Some studies [19, 26, 27] believe that hepatitis B infection (HBsAg+) can promote the occurrence of ICC. However, in our study, there is no significant relationship between hepatitis B infection (HBsAg+) and the occurrence of ICC, and a previous study of China  expressed the same point of view as ours. It is reported that both diabetes and alcohol drinking are related to the development of ICC [18, 28], but no obvious relationship between them was found in this study. The possible reason is that the patients selected in this study are those who have received biliary surgery in the past, different from those in other researches. In addition, appeal studies are mostly performed in the Western countries, and the specific situation in China may be different.
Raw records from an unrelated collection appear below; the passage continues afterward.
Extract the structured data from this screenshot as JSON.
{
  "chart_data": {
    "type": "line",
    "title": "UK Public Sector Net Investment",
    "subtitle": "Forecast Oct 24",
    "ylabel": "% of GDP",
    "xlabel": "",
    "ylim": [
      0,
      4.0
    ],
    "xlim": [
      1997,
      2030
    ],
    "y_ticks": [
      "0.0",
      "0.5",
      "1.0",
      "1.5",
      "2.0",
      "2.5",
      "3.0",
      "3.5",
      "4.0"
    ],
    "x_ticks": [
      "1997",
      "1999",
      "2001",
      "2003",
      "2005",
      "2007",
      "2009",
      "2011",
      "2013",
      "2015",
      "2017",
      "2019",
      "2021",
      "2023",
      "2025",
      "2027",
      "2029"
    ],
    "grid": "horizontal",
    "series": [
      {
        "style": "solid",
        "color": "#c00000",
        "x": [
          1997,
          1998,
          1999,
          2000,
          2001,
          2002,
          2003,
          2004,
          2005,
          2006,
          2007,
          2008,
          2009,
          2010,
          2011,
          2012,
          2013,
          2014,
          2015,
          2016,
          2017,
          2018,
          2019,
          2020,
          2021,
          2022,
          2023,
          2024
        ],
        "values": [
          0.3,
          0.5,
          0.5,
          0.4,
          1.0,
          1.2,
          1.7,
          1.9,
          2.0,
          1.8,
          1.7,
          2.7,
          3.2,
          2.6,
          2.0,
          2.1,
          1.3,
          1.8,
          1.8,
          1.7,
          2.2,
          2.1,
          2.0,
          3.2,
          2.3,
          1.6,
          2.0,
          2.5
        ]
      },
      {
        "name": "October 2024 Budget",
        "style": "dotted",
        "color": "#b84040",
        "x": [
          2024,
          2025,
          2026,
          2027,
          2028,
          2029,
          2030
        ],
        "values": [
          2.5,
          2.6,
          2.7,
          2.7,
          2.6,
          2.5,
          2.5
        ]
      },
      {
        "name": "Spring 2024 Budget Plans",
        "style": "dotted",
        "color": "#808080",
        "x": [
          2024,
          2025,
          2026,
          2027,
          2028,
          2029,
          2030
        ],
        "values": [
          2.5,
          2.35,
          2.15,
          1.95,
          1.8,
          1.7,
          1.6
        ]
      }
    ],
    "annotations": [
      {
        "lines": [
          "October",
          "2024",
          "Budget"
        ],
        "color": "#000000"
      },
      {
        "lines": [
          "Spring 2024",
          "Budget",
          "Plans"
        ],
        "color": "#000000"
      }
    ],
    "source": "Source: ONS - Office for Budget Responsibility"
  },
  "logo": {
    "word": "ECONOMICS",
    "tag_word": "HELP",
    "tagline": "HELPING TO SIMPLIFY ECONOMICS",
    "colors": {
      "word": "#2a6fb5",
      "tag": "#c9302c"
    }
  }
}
Since the study was a single-center retrospective analysis, it may have its own shortcomings, which needs to be confirmed by further multicenter and large-sample research, and the lack of external verification of the nomogram may affect its large-scale application to some extent. Nevertheless, based on the results of the appeal study, we have established a novel and a practical nomogram to predict the risk of ICC in patients underwent previous biliary surgery for gallstones with good sensitivity and specificity. The nomogram has good prediction ability (AUC = 0.753). To the best of our knowledge, this is the first nomogram to predict the risk of ICC in patients with previous biliary tract surgery for gallstones, which is of certain significance in predicting the incidence of ICC in such patients.